Forcément, commencer la cup en affrontant le Cap Horn à Penvillers n’est pas le meilleur moyen pour se donner de la confiance en début de saison. Mais comme Phil Sizorn le rappelle en début de match, les trois points ne constituent pas l’objectif de ce match, contre une équipe du Cap Horn octuple championne de corpo en titre. Car même avec une moyenne d’âge qui s’éloigne allègrement de la trentaine, il n’y a pas de doute : ces gars-là savent jouer au foot.

Nous commencons pourtant bien la partie. Le Cap Horn, tient le ballon, mais leurs vélléités offensives sont bien éteintes par un bloc défensif solide des bleus. Quelques balles en profondeur sont bien négociées, et les vingt premières minutes (au doigt mouillé) ne sont conclues que par un seul tir cadré des cap-horniers. Mais la supériorité technique de nos hôtes a raison de cette bonne entame. D’un tir au ras du poteau du n°9, les blancs ouvrent le score (1-0). Puis ce même n°9 double la mise quelques minutes plus tard, après un enchaînement crochet/frappe au premier poteau ― argh, j’anticipe au deuxième (2-0). Malgré tout, le travail défensif reste de qualité, tandis que devant, nos offensives se résument à des balles en profondeur qui ne trouvent pas preneurs ou qui, parfois, se terminent par un tir désespéré. Peu avant la pause, les blancs augmentent leur avance à la suite de l’interception d’un coup de pied de but approximatif côté droit, puis d’un marquage pour le moins lâche (3-0).
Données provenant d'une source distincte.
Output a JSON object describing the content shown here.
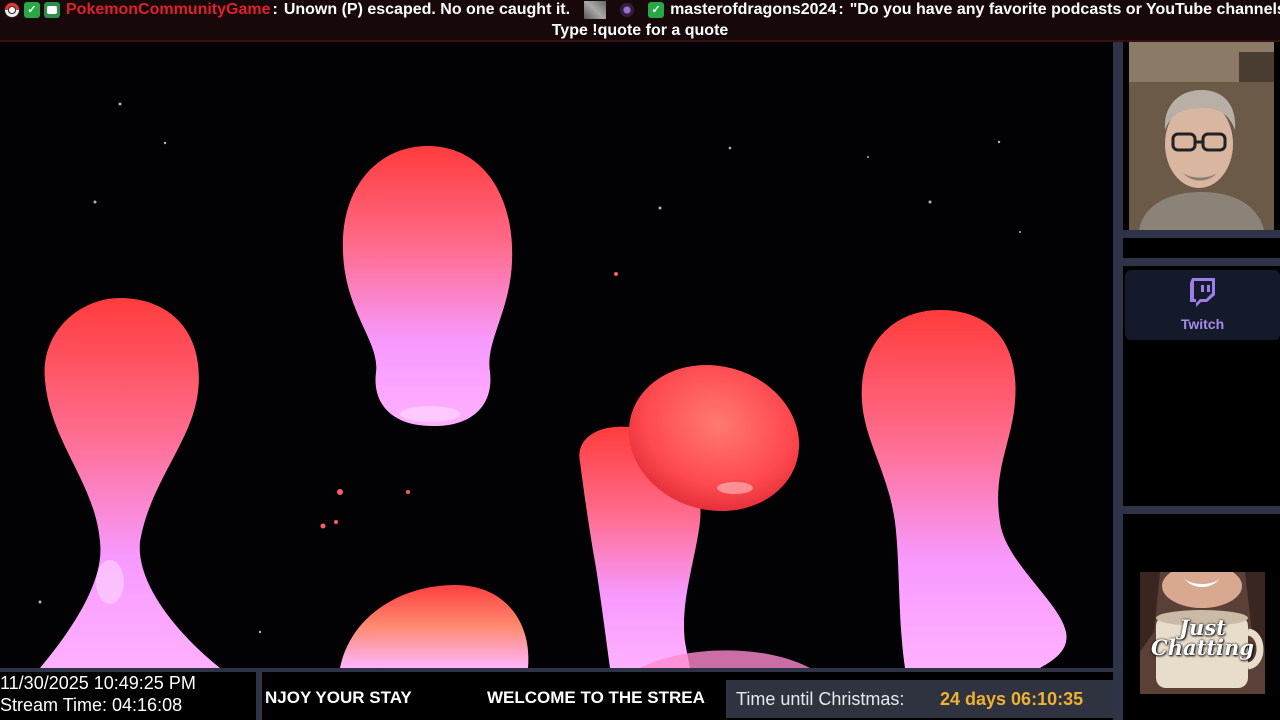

Mi-temps. Le moral est bon : nous réussissons à tenir la baraque. La deuxième période ne sera pourtant pas du même tonneau… Les quelques approximations techniques entrevues lors de la première mi-temps se transforment en projet de jeu. À partir de là, il n’y a plus grand chose à espérer, d’autant que les cap-horniers ont bien fait chauffer le diesel pendant les 45 premières minutes. Ces derniers nous le démontrent pourtant : le foot est un jeu simple. Un contrôle, deux touches, une passe, un déplacement. Les blancs ne s’y prennent pas autrement pour enfiler quatre nouveaux buts. Le premier est peut-être entaché d’un hors-jeu (4-0), mais ce fait de match ne change rien à l’affaire, et est confirmé par la physionomie des buts suivants. Un manque d’agressivité de notre part voit le Cap Horn dérouler (5-0, 6-0, 7-0), et transformer ce qui aurait pu ne rester qu’une défaite honorable en dérouillée. Naël a bien l’occasion de sauver l’honneur en contre, mais le face-à-face avec le gardien (qui n’est autre que le n°9 double buteur passé dans les buts) est perdu. Un poteau touché par les blancs dans le dernier quart d’heure aurait pu aggraver la marque.

Bref, camarades, en un mot comme en cent : nous n’avons pas été bons lors de cette seconde période. Comme Mich Pinvidic le rappelait à la fin du match, nous aurions pu perdre sur ce score en ayant joué notre meilleur jeu : ce ne fut pas le cas. Alors le derby de Kernilis, dimanche, nous offre l’occasion de retrouver ce jeu que nous avions pratiqué une bonne moitié du match, à Concarneau, et ce avec un seul objectif : la victoire.